In the resistant bacterial control group, the proportion of Proteobacteria was remarkably increased in the stool (Figure 6A), and foreign bacteria colonized the intestine and changed the structure of the stool microbiota (Figure 6B). Intestinal microbiota was primarily composed of Bacteroidetes, Firmicutes, Proteobacteria, and Apicutes. Bacteroidetes and Firmicutes were more inhibited by antibiotics, and Proteobacteria were more resistant to antibiotics (Figure 6C).

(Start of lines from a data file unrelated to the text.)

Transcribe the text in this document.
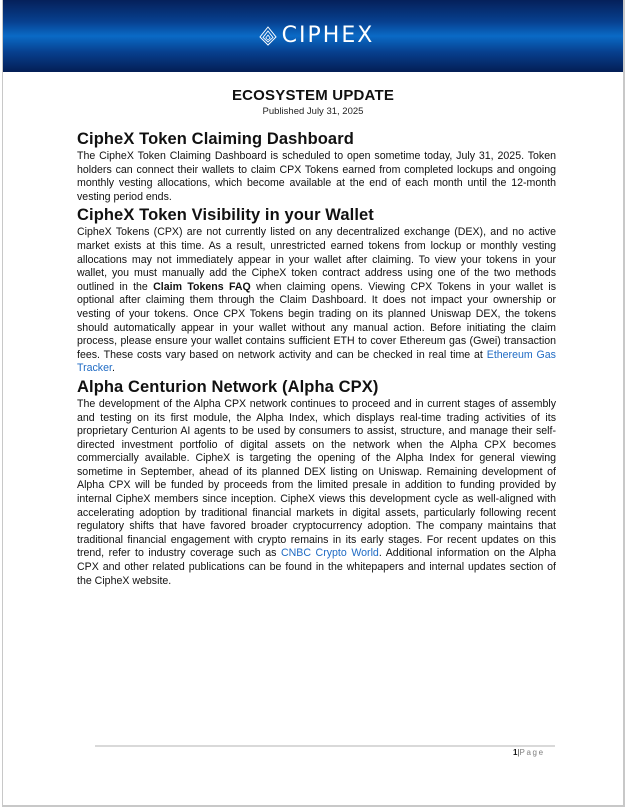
CIPHEX
ECOSYSTEM UPDATE
Published July 31, 2025
CipheX Token Claiming Dashboard

The CipheX Token Claiming Dashboard is scheduled to open sometime today, July 31, 2025. Token holders can connect their wallets to claim CPX Tokens earned from completed lockups and ongoing monthly vesting allocations, which become available at the end of each month until the 12-month vesting period ends.

CipheX Token Visibility in your Wallet

CipheX Tokens (CPX) are not currently listed on any decentralized exchange (DEX), and no active market exists at this time. As a result, unrestricted earned tokens from lockup or monthly vesting allocations may not immediately appear in your wallet after claiming. To view your tokens in your wallet, you must manually add the CipheX token contract address using one of the two methods outlined in the Claim Tokens FAQ when claiming opens. Viewing CPX Tokens in your wallet is optional after claiming them through the Claim Dashboard. It does not impact your ownership or vesting of your tokens. Once CPX Tokens begin trading on its planned Uniswap DEX, the tokens should automatically appear in your wallet without any manual action. Before initiating the claim process, please ensure your wallet contains sufficient ETH to cover Ethereum gas (Gwei) transaction fees. These costs vary based on network activity and can be checked in real time at Ethereum Gas Tracker.

Alpha Centurion Network (Alpha CPX)

The development of the Alpha CPX network continues to proceed and in current stages of assembly and testing on its first module, the Alpha Index, which displays real-time trading activities of its proprietary Centurion AI agents to be used by consumers to assist, structure, and manage their self-directed investment portfolio of digital assets on the network when the Alpha CPX becomes commercially available. CipheX is targeting the opening of the Alpha Index for general viewing sometime in September, ahead of its planned DEX listing on Uniswap. Remaining development of Alpha CPX will be funded by proceeds from the limited presale in addition to funding provided by internal CipheX members since inception. CipheX views this development cycle as well-aligned with accelerating adoption by traditional financial markets in digital assets, particularly following recent regulatory shifts that have favored broader cryptocurrency adoption. The company maintains that traditional financial engagement with crypto remains in its early stages. For recent updates on this trend, refer to industry coverage such as CNBC Crypto World. Additional information on the Alpha CPX and other related publications can be found in the whitepapers and internal updates section of the CipheX website.

1|Page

Figure 6. Microbiota analysis in different intestinal segments. (A) Abundance of intestinal microbiota in feces, RS7 NS group, RS14 resistant bacteria group, RS21 antibiotic group, RS29 resistant bacteria + low-dose antibiotic group, RS28 resistant bacteria + medium-dose antibiotic group, RS30 resistant bacteria + high-dose antibiotic group. (B) The number of species observed of intestinal microbiota in feces. (C) Intestinal microbiota analysis at the phylum level in feces. (D) Venn diagram of intestinal microbiota in the duodenum, RS1 NS group, RS8 resistant bacteria group, RS15 antibiotic group, and RS22 resistant bacteria + medium-dose antibiotic group. (E) Number of species observed of intestinal microbiota in duodenum. (F) Intestinal microbiota analysis in the duodenum at the phylum level. (G) Venn diagram of intestinal microbiota in the jejunum, RS2 NS group, RS9 resistant bacteria group, RS16 antibiotic group, and RS23 resistant bacteria + medium-dose antibiotic group. (H) Number of species observed of intestinal microbiota in the jejunum. (I) Intestinal microbiota analysis in the jejunum at the phylum level. (J) Venn diagram of intestinal microbiota in the ileum, RS3 NS group, RS10 resistant bacteria group, RS17 antibiotic group, and RS24 resistant bacteria + medium-dose antibiotic group. (K) Number of species observed of intestinal microbiota in the ileum. (L) Intestinal microbiota analysis in the ileum at the phylum level. (M) Venn diagram of intestinal microbiota in cecum, RS4 NS group, RS11 resistant bacteria group, RS18 antibiotic group, and RS25 resistant bacteria + medium-dose antibiotic group. (N) Number of species observed of intestinal microbiota in the cecum. (O) Intestinal microbiota analysis in the cecum at the phylum level. (P) Venn diagram of intestinal microbiota in the colon, RS5 NS group, RS12 resistant bacteria group, RS19 antibiotic group, and RS26 resistant bacteria + medium-dose antibiotic group. (Q) Number of species observed of intestinal microbiota in the colon. (R) Intestinal microbiota analysis in the colon at the phylum level. (S) Venn diagram of intestinal microbiota in the rectum, RS6 NS group, RS13 resistant bacteria group, RS20 antibiotic group, and RS27 resistant bacteria + medium-dose antibiotic group. (T) Number of species observed of intestinal microbiota in the rectum. (U) Intestinal microbiota analysis in the rectum at the phylum level.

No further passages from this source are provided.